What inspired us
Everyone on our team has had the same conversation. A friend asks if they should start investing. Everyone says yes. Nobody does anything about it.
We kept asking why. The case data gave us the answer. 43% of younger Canadians say they don't know where to begin. Not that they don't have money. They have the money. The problem is the moment. The confidence. The clarity.
Then we looked at what Scotiabank actually sees: every paycheck, every rent payment, every balance dip. A complete picture of a customer's financial life that no fintech can access.
The insight was simple. Scotiabank already knows when she has unspent money. It just hasn't built the system to act on it.
That became STACK.
What we learned
Narrow beats broad. Every version of this idea that tried to solve everything was weaker than the version that solved one thing: timing.
The stress gate is the product. We spent a long time designing the nudge. The part that made the whole thing trustworthy was designing the silence. Knowing when not to ask is harder than knowing when to ask. It is also what separates STACK from every competitor.
Existing infrastructure is a moat. RBC NOMI moved $3.6 billion to savings using the same behavioral mechanic we apply to investing. Scotia Savings Finder already detects payday surplus inside Advice+. STACK is the next step from infrastructure that already exists and already works.
Compliance is a feature. Framing STACK as an awareness nudge rather than an investment recommendation puts it on the fastest possible compliance path. That one distinction makes the 18 month timeline real rather than optimistic.
How we built it
We started with the case data and worked backward from the specific moment of failure: the 48 to 72 hour window after payday when surplus money sits unassigned. That window opens 26 times per year. It closes every single time without action.
The algorithm ranks four trigger moments by investment intent signal strength: tax refund window, post-payday surplus, idle money anomaly, post-rent clearance.
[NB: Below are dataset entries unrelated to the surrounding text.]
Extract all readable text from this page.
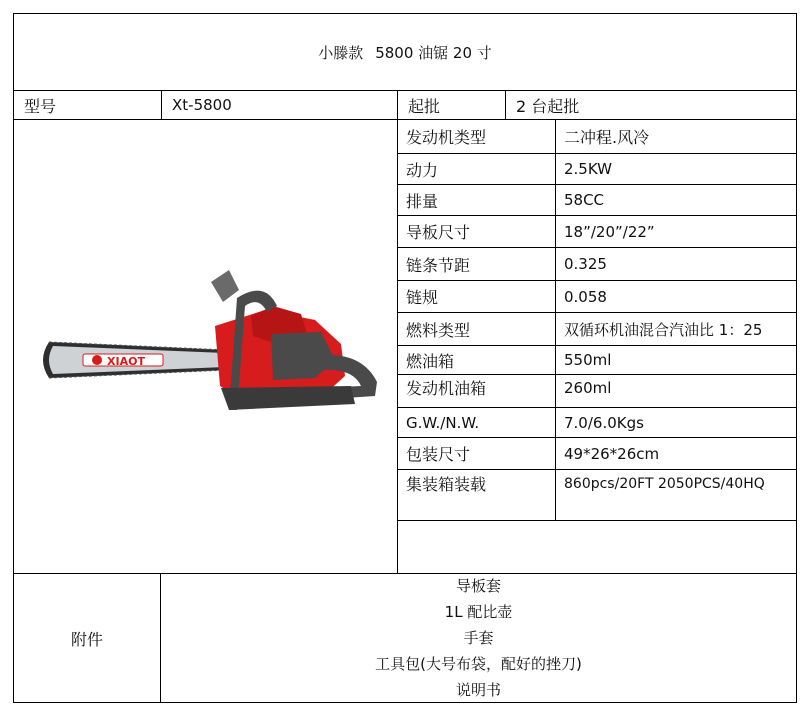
小滕款 5800 油锯 20 寸
型号	Xt-5800	起批	2 台起批
XIAOT
发动机类型	二冲程.风冷
动力	2.5KW
排量	58CC
导板尺寸	18”/20”/22”
链条节距	0.325
链规	0.058
燃料类型	双循环机油混合汽油比 1：25
燃油箱	550ml
发动机油箱	260ml
G.W./N.W.	7.0/6.0Kgs
包装尺寸	49*26*26cm
集装箱装载	860pcs/20FT 2050PCS/40HQ
附件
导板套
1L 配比壶
手套
工具包(大号布袋，配好的挫刀)
说明书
One notification per pay cycle. Never more.
The stress gate checks five suppression signals before any cycle runs. Any one of them triggers 30 days of complete silence.
The sizing logic keeps the ask proportional to detected surplus:
$$\text{Suggested amount} = \min(0.30 \times \text{surplus}, \text{ floor-safe amount})$$
The experience opens with a 60 second lesson. Then two choices: how much times what kind. Scotia's data fills in the account type. One tap.
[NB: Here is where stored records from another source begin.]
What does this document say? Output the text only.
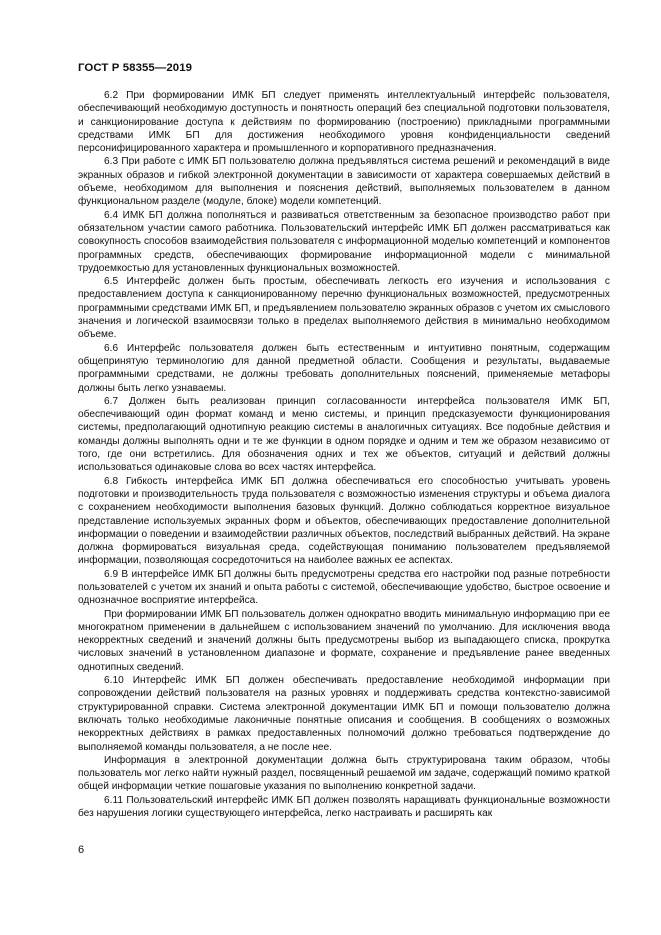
ГОСТ Р 58355—2019

6.2 При формировании ИМК БП следует применять интеллектуальный интерфейс пользователя, обеспечивающий необходимую доступность и понятность операций без специальной подготовки пользователя, и санкционирование доступа к действиям по формированию (построению) прикладными программными средствами ИМК БП для достижения необходимого уровня конфиденциальности сведений персонифицированного характера и промышленного и корпоративного предназначения.

6.3 При работе с ИМК БП пользователю должна предъявляться система решений и рекомендаций в виде экранных образов и гибкой электронной документации в зависимости от характера совершаемых действий в объеме, необходимом для выполнения и пояснения действий, выполняемых пользователем в данном функциональном разделе (модуле, блоке) модели компетенций.

6.4 ИМК БП должна пополняться и развиваться ответственным за безопасное производство работ при обязательном участии самого работника. Пользовательский интерфейс ИМК БП должен рассматриваться как совокупность способов взаимодействия пользователя с информационной моделью компетенций и компонентов программных средств, обеспечивающих формирование информационной модели с минимальной трудоемкостью для установленных функциональных возможностей.

6.5 Интерфейс должен быть простым, обеспечивать легкость его изучения и использования с предоставлением доступа к санкционированному перечню функциональных возможностей, предусмотренных программными средствами ИМК БП, и предъявлением пользователю экранных образов с учетом их смыслового значения и логической взаимосвязи только в пределах выполняемого действия в минимально необходимом объеме.

6.6 Интерфейс пользователя должен быть естественным и интуитивно понятным, содержащим общепринятую терминологию для данной предметной области. Сообщения и результаты, выдаваемые программными средствами, не должны требовать дополнительных пояснений, применяемые метафоры должны быть легко узнаваемы.

6.7 Должен быть реализован принцип согласованности интерфейса пользователя ИМК БП, обеспечивающий один формат команд и меню системы, и принцип предсказуемости функционирования системы, предполагающий однотипную реакцию системы в аналогичных ситуациях. Все подобные действия и команды должны выполнять одни и те же функции в одном порядке и одним и тем же образом независимо от того, где они встретились. Для обозначения одних и тех же объектов, ситуаций и действий должны использоваться одинаковые слова во всех частях интерфейса.

6.8 Гибкость интерфейса ИМК БП должна обеспечиваться его способностью учитывать уровень подготовки и производительность труда пользователя с возможностью изменения структуры и объема диалога с сохранением необходимости выполнения базовых функций. Должно соблюдаться корректное визуальное представление используемых экранных форм и объектов, обеспечивающих предоставление дополнительной информации о поведении и взаимодействии различных объектов, последствий выбранных действий. На экране должна формироваться визуальная среда, содействующая пониманию пользователем предъявляемой информации, позволяющая сосредоточиться на наиболее важных ее аспектах.

6.9 В интерфейсе ИМК БП должны быть предусмотрены средства его настройки под разные потребности пользователей с учетом их знаний и опыта работы с системой, обеспечивающие удобство, быстрое освоение и однозначное восприятие интерфейса.

При формировании ИМК БП пользователь должен однократно вводить минимальную информацию при ее многократном применении в дальнейшем с использованием значений по умолчанию. Для исключения ввода некорректных сведений и значений должны быть предусмотрены выбор из выпадающего списка, прокрутка числовых значений в установленном диапазоне и формате, сохранение и предъявление ранее введенных однотипных сведений.

6.10 Интерфейс ИМК БП должен обеспечивать предоставление необходимой информации при сопровождении действий пользователя на разных уровнях и поддерживать средства контекстно-зависимой структурированной справки. Система электронной документации ИМК БП и помощи пользователю должна включать только необходимые лаконичные понятные описания и сообщения. В сообщениях о возможных некорректных действиях в рамках предоставленных полномочий должно требоваться подтверждение до выполняемой команды пользователя, а не после нее.

Информация в электронной документации должна быть структурирована таким образом, чтобы пользователь мог легко найти нужный раздел, посвященный решаемой им задаче, содержащий помимо краткой общей информации четкие пошаговые указания по выполнению конкретной задачи.

6.11 Пользовательский интерфейс ИМК БП должен позволять наращивать функциональные возможности без нарушения логики существующего интерфейса, легко настраивать и расширять как

6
The prototype was built in Google AI Studio. Five screens: consent, lock screen notification, 60 second lesson, two decision screen, confirmation. The stress gate toggle was the demo moment we designed everything else around.
The admin panel shows signal performance, stress gate suppression activity, nudge audit log, A/B message framing results, and a compliance log exportable to CSV.
Challenges we faced
The "has this been done" question. RBC NOMI exists. Scotia Savings Finder exists. We spent real time figuring out whether STACK was actually new or just a description of things that already exist. The answer: the mechanic has been proven for savings. Nobody has pointed it at investment conversion inside a Canadian bank. That gap is the whole product.
The compliance framing. The first version of the pitch described STACK as making investment recommendations. It does not. It surfaces the output of Scotiabank's existing suitability engine through a better timed notification. Getting that language precise changed the compliance timeline from unknown to 18 months.
The AUM number. The $3.6B figure on the deck required being honest about assumptions. The number we can fully defend from real data is $1.1B by Year 5 on conservative inputs. $3.6B holds if you include the Tangerine secondary deployment and early wealth transfer retention. We kept both numbers in the deck and labeled the assumptions clearly.